The Pro Medicus Limited (ASX: PME) share price hit a record high of $30.28 this morning despite it being labelled a 'speculative bubble' by high profile funds management team Forager Funds alongside 1o other companies with market values greater than $500 million, but revenue less than $50 million.
Other stocks labelled a bubble include Audinate Ltd (ASX: AD8), Polynovo Ltd (ASX: PNV) and iSignthis Ltd (ASX: ISX). You can read the Forager report and further explanations here.
On June 24 2019 Pro Medicus joined the S&P/ ASX200 Index (ASX: XJO) of Australia's top 200 companies, which is the most widely tracked index by passive investment funds that investors can buy shares in via exchange traded funds (ETFs).
According to a press release from exchange traded fund merchant Betashares I received recently, Australian ETFs now represent $50 billion of investors' money, with the total climbing by 25%, or $10 billion, over just the first half of 2019, although not all the ETF money is flowing into Australian equities.
Still these are some exceptional growth stats and it's worth noting ETFs now control more than the total market value of Telstra Corporation Ltd (ASX: TLS), or around 17x the total market value of an S&P/ ASX200 member like Pro Medicus.
If we consider how small the Australian share market is outside the four big banks and some miners, we can see how ETFs that are mandated to buy equivalent weightings of any member of the S&P/ ASX200 can unduly influence share prices.
Especially in stocks with relatively illiquid free floats like Pro Medicus.
For reference since it was publicly confirmed on June 14 2019 that Pro Medicus would be added to the S&P/ ASX200 the stock has climbed from $23.19 to $30.28 in around one month, despite the company releasing no news.
This suggests that index tracking may be distorting valuations, with some traders, punters, or computers, probably trying to buy companies before they're added to the index in anticipation of being able to make a quick profit by selling their shares on later probably to ETFs.
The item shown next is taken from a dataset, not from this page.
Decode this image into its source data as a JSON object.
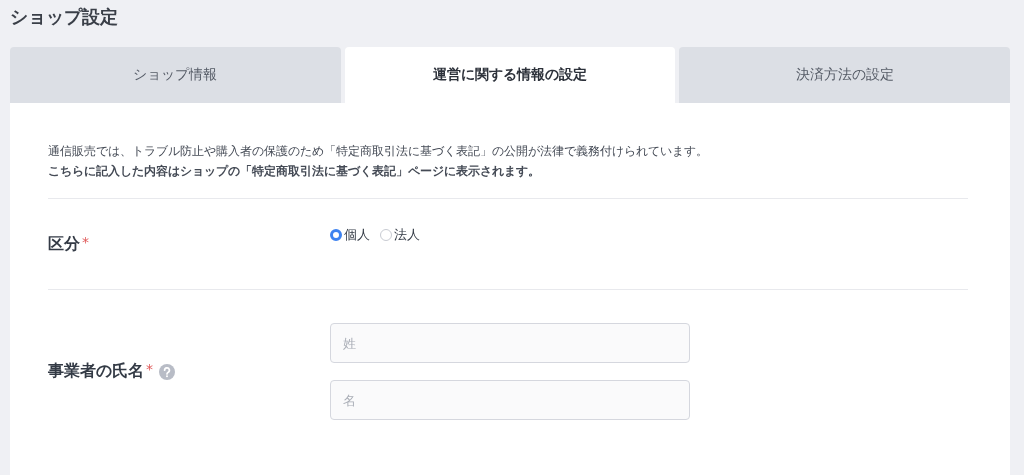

The worry for active 'value' managers struggling to reconcile these wild valuation moves is that Vanguard's flagship Australian equity ETF only charges fees of 10 basis points, which is typically less than 1/10th of what an active manager might charge anywhere between 0.8% to 1.5%, or more for exotic strategies. And that's before performance fees that limit your upside.
The low fees that are attracting the flood of money into ETFs are boosting less liquid stocks like Pro Medicus and other new members of the S&P/ ASX200 that Mr Johnson labels a bubble such as Clinuvel Pharmaceuticals Ltd (ASX: CUV).
This could also become a multiplier effect as the more 'value managers' ignore these stocks and underperform the index the more money could flow into ETFs to chase them. Talk about an unvirtuous circle.
The kicker is that Betashares is forecasting ETF FUM to grow to $60 billion by just the end of 2019.